A point-to-surface distance calculation sub-module for calculating the point-to-surface distance between the center point of the pupils of the two eyes and a preset screen according to the coordinates of the center points of the pupils of the two eyes;

An eye point of interest coordinate calculation sub-module, configured to calculate the coordinates of the eye point of interest according to the attention direction of the line of sight, the coordinates of the center points of the pupils of the two eyes, and the distance between the points;

The eye area of interest determination sub-module is used to determine the eye area of interest according to the coordinates of the eye point of interest.

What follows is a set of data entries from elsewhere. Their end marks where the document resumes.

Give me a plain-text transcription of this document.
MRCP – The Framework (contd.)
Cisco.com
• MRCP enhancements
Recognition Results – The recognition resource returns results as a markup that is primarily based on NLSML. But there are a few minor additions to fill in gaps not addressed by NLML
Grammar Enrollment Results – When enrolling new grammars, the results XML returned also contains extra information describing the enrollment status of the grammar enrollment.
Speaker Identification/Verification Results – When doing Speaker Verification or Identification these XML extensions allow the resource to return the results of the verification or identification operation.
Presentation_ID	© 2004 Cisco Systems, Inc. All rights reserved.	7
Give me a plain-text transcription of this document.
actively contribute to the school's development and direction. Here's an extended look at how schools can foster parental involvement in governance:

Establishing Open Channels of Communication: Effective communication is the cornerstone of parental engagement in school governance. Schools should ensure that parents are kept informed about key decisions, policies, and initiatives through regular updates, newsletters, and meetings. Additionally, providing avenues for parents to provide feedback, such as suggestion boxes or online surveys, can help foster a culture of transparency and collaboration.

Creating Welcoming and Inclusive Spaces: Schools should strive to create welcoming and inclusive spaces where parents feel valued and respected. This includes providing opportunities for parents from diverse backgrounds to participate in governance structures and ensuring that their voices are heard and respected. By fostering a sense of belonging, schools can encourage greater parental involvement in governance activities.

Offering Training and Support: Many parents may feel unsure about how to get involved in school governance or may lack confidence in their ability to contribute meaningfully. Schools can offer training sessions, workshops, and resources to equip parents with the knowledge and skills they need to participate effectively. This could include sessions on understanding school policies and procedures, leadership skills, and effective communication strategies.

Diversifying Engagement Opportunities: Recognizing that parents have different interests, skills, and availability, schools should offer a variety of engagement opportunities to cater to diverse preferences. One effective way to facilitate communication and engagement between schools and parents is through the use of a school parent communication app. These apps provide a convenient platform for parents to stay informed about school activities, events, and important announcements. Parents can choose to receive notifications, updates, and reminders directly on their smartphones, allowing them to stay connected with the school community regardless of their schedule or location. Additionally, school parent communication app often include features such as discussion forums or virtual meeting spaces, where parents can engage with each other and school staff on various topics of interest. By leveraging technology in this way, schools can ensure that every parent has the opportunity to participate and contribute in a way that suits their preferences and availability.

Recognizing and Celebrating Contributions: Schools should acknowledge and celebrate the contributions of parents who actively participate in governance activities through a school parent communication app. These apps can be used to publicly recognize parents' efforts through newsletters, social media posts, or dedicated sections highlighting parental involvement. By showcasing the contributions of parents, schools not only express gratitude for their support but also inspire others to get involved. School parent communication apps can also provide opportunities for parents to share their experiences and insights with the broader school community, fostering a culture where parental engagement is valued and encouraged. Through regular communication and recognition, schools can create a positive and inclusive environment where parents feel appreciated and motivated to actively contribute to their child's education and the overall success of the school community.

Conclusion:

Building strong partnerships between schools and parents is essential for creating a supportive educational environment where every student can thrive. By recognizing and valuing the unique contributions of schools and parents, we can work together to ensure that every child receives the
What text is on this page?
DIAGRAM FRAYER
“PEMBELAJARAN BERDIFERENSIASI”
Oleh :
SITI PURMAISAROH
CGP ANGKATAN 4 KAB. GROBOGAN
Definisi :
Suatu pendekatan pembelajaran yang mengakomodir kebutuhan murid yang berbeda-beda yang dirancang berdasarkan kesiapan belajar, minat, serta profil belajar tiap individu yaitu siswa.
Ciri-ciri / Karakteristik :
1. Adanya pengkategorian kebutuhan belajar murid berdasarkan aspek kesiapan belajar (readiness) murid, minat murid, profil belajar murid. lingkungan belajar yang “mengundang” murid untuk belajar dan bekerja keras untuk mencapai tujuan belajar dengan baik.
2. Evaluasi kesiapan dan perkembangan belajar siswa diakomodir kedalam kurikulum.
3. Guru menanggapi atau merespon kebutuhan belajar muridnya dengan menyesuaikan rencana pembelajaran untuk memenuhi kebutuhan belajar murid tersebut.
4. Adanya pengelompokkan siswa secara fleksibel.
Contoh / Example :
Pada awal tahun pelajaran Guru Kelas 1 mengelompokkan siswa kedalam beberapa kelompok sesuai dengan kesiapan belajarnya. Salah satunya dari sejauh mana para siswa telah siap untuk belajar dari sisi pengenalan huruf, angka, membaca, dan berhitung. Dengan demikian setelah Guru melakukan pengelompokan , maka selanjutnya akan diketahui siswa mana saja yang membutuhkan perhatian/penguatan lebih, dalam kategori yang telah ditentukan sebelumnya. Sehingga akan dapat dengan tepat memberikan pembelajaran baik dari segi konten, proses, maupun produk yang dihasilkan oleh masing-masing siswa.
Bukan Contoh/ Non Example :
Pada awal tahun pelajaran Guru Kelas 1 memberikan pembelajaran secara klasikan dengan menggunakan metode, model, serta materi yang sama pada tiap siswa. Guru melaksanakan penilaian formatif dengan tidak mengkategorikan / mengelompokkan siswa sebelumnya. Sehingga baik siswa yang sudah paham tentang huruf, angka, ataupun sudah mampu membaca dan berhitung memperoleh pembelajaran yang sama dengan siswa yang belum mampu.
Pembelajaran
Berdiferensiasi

A computer-readable storage medium, the computer-readable storage medium stores a computer program, wherein the computer program is executed by a processor to realize the area of interest detection according to any one of claims 1 to 6 Method steps.
A terminal device, comprising a memory, a processor, and a computer program stored in the memory and running on the processor, wherein the processor executes the computer program as claimed in claims 1 to Steps of the region of interest detection method described in any one of 6.